Book – Divergent
Author – Veronica Roth
Year – 2011
Pages – 487
Genre – Young Adult Distopian Sci-Fi
Series – Divergent Series
One of the big draw backs of being a teacher – a job I love – is that it leaves you with precious little time for recreational reading. I spend most of my life reading students’ books, or GCSE specifications, emails from colleagues, working on the productions that we are doing at school or for exams, and therefore rarely take a break to read for pleasure. I’ve bemoaned it several times on here, and it has resulted in a backlog of (literally) around a thousand books filling up my bedroom. Some of them I know I should read (Alex has eternal disappointment in me for having not yet read To Kill A Mockingbird, and my nemesis – Catch 22 – seems a distant project), but it is so tough to read something that may be a slog.
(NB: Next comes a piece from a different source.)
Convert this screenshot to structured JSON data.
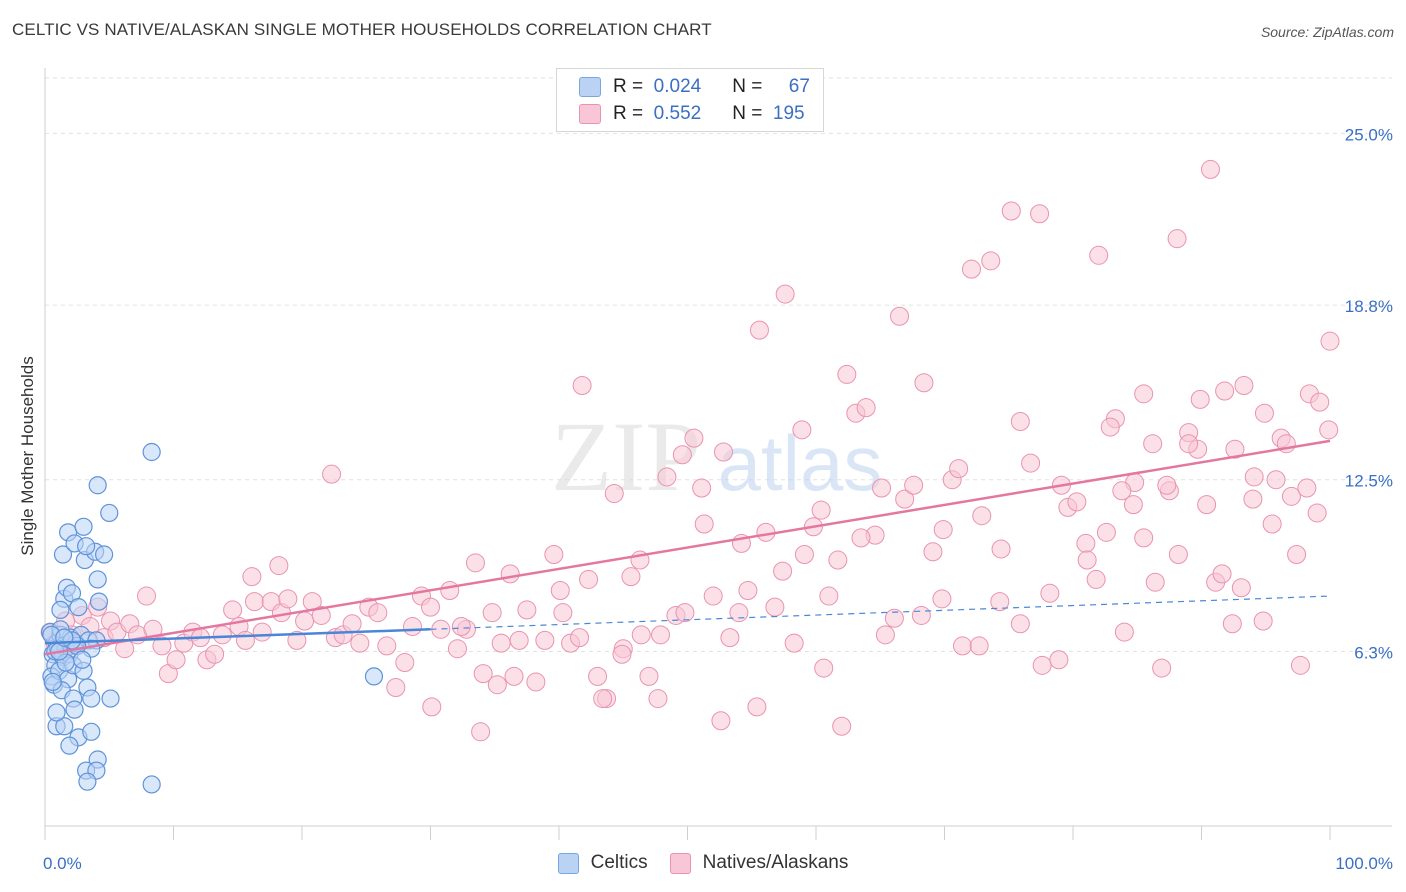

There are so many classics I love, but they are rarely gripping to the extent that you can’t put them down.
So it is absolutely wonderful to be swept away in a totally engaging novel such as Divergent, and for the first time in many many years, I started reading and just could not stop. As I finished reading last night, I realised that it was light outside. I got through the whole five hundred pages in one sitting.
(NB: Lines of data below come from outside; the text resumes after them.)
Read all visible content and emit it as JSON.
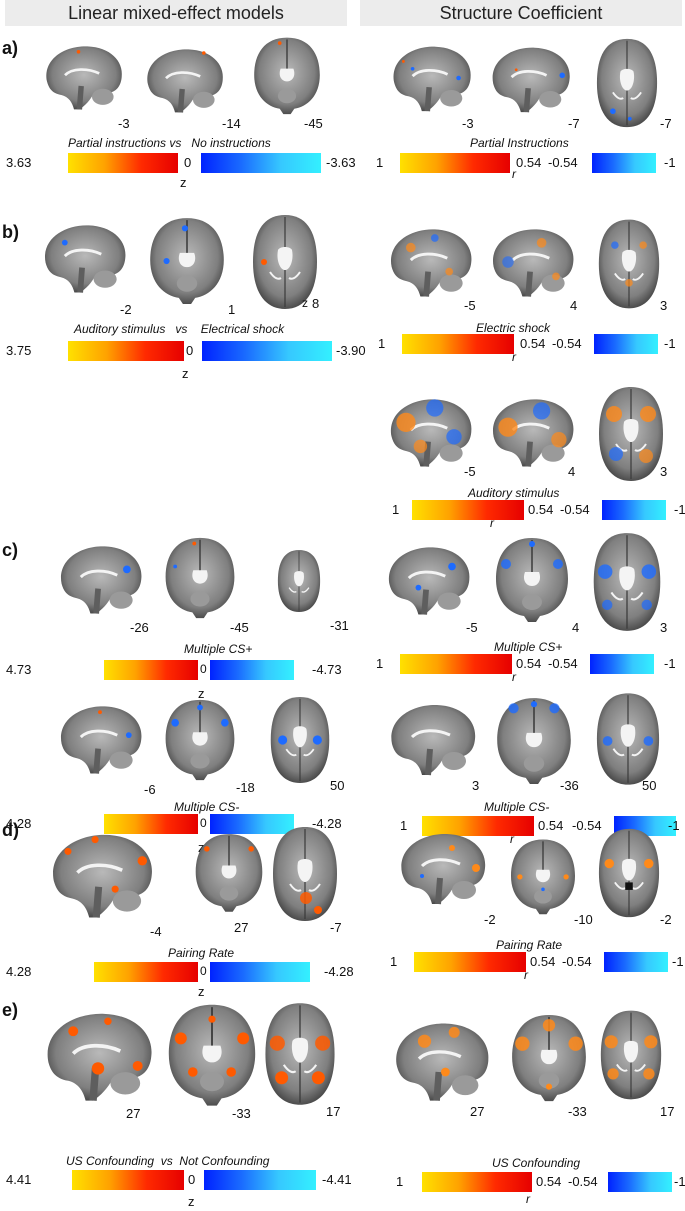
{
  "headers": {
    "left": "Linear mixed-effect models",
    "right": "Structure Coefficient"
  },
  "panels": {
    "a": {
      "label": "a)",
      "left": {
        "slices": [
          "-3",
          "-14",
          "-45"
        ],
        "title_a": "Partial instructions",
        "vs": "vs",
        "title_b": "No instructions",
        "cb": {
          "max": "3.63",
          "mid": "0",
          "min": "-3.63",
          "unit": "z"
        }
      },
      "right": {
        "slices": [
          "-3",
          "-7",
          "-7"
        ],
        "title": "Partial Instructions",
        "cb": {
          "max": "1",
          "mid_pos": "0.54",
          "mid_neg": "-0.54",
          "min": "-1",
          "unit": "r"
        }
      }
    },
    "b": {
      "label": "b)",
      "left": {
        "slices": [
          "-2",
          "1",
          "8"
        ],
        "title_a": "Auditory stimulus",
        "vs": "vs",
        "title_b": "Electrical shock",
        "extra_z": "z",
        "cb": {
          "max": "3.75",
          "mid": "0",
          "min": "-3.90",
          "unit": "z"
        }
      },
      "right1": {
        "slices": [
          "-5",
          "4",
          "3"
        ],
        "title": "Electric shock",
        "cb": {
          "max": "1",
          "mid_pos": "0.54",
          "mid_neg": "-0.54",
          "min": "-1",
          "unit": "r"
        }
      },
      "right2": {
        "slices": [
          "-5",
          "4",
          "3"
        ],
        "title": "Auditory stimulus",
        "cb": {
          "max": "1",
          "mid_pos": "0.54",
          "mid_neg": "-0.54",
          "min": "-1",
          "unit": "r"
        }
      }
    },
    "c": {
      "label": "c)",
      "left1": {
        "slices": [
          "-26",
          "-45",
          "-31"
        ],
        "title": "Multiple CS+",
        "cb": {
          "max": "4.73",
          "mid": "0",
          "min": "-4.73",
          "unit": "z"
        }
      },
      "left2": {
        "slices": [
          "-6",
          "-18",
          "50"
        ],
        "title": "Multiple CS-",
        "cb": {
          "max": "4.28",
          "mid": "0",
          "min": "-4.28",
          "unit": "z"
        }
      },
      "right1": {
        "slices": [
          "-5",
          "4",
          "3"
        ],
        "title": "Multiple CS+",
        "cb": {
          "max": "1",
          "mid_pos": "0.54",
          "mid_neg": "-0.54",
          "min": "-1",
          "unit": "r"
        }
      },
      "right2": {
        "slices": [
          "3",
          "-36",
          "50"
        ],
        "title": "Multiple CS-",
        "cb": {
          "max": "1",
          "mid_pos": "0.54",
          "mid_neg": "-0.54",
          "min": "-1",
          "unit": "r"
        }
      }
    },
    "d": {
      "label": "d)",
      "left": {
        "slices": [
          "-4",
          "27",
          "-7"
        ],
        "title": "Pairing Rate",
        "cb": {
          "max": "4.28",
          "mid": "0",
          "min": "-4.28",
          "unit": "z"
        }
      },
      "right": {
        "slices": [
          "-2",
          "-10",
          "-2"
        ],
        "title": "Pairing Rate",
        "cb": {
          "max": "1",
          "mid_pos": "0.54",
          "mid_neg": "-0.54",
          "min": "-1",
          "unit": "r"
        }
      }
    },
    "e": {
      "label": "e)",
      "left": {
        "slices": [
          "27",
          "-33",
          "17"
        ],
        "title_a": "US Confounding",
        "vs": "vs",
        "title_b": "Not Confounding",
        "cb": {
          "max": "4.41",
          "mid": "0",
          "min": "-4.41",
          "unit": "z"
        }
      },
      "right": {
        "slices": [
          "27",
          "-33",
          "17"
        ],
        "title": "US Confounding",
        "cb": {
          "max": "1",
          "mid_pos": "0.54",
          "mid_neg": "-0.54",
          "min": "-1",
          "unit": "r"
        }
      }
    }
  },
  "colors": {
    "warm": "#ff3b00",
    "cool": "#1e6bff",
    "brain_gray": "#8a8a8a"
  }
}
So why is it so gripping? It is fairly standard YA Sci Fi fare. Tris lives in a world where everyone is split into one of five factions dependant upon their personality types. We join her at age sixteen where she must decide whether to stay with the Abnegation – a faction of selfless do-gooders – or join one of the other four factions promoting peace, strength, honesty or intelligence. This first book of the series shows her initiation into this faction – a fairly standard YA first book trope where she must make friends and learn about herself – before segueing into a main story that will run for the trilogy. It is full of action, fight sequences, interesting lore, characters with some level of depth and just sheer fun. The pace is fast and the interest is maintained at a high level, and taking a cue maybe from books such as The Hunger Games, it instantly feels like it has been written to become a film.
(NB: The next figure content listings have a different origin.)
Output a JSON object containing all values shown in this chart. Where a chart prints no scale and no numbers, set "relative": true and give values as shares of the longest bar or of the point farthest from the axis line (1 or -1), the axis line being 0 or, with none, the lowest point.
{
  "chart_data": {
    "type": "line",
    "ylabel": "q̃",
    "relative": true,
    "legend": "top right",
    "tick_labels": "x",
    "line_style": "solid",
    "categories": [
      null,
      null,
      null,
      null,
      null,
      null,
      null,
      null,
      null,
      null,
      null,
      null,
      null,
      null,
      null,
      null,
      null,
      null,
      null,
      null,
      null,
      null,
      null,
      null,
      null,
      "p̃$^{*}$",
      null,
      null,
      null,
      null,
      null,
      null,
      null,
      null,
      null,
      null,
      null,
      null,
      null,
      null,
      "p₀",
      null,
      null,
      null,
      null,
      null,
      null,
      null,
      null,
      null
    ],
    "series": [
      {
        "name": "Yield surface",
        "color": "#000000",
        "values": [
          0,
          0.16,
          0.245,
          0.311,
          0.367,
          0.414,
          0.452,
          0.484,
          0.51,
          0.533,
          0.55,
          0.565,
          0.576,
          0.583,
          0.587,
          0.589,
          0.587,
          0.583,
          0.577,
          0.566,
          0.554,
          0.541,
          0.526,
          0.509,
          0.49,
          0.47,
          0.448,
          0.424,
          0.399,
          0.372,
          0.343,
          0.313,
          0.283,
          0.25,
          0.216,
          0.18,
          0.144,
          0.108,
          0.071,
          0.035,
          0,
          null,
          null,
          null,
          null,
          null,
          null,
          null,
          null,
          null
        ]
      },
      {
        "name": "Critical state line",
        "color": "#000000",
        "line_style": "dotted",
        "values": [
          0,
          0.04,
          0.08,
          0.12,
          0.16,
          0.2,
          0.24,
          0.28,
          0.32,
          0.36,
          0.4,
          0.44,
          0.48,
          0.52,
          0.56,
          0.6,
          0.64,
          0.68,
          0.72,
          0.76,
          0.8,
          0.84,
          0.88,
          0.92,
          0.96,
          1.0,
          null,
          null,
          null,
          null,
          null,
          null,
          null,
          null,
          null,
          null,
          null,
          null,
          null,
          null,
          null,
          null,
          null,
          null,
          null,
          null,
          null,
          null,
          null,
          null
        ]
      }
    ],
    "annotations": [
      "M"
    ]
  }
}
I think this is a great way to write this kind of book. There is a cynic in me that would suggest that writing a book to be simply made into a film (as this series duly was) is somewhat money grabbing. But sod it, why not? If you can hook young people to read more by writing in the exciting style of movies, then let’s do it!
I’m not going to pretend that it is Hemingway or Austen, but at the end of the day I am writing about how much I enjoy a book, not necessarily about its inherent literate qualities. And I loved this one. In fact, I loved it enough that despite finishing it at 5:30 this morning, I have just – seventeen hours later – finished the second book in the series. And that is my seal that it is worth reading.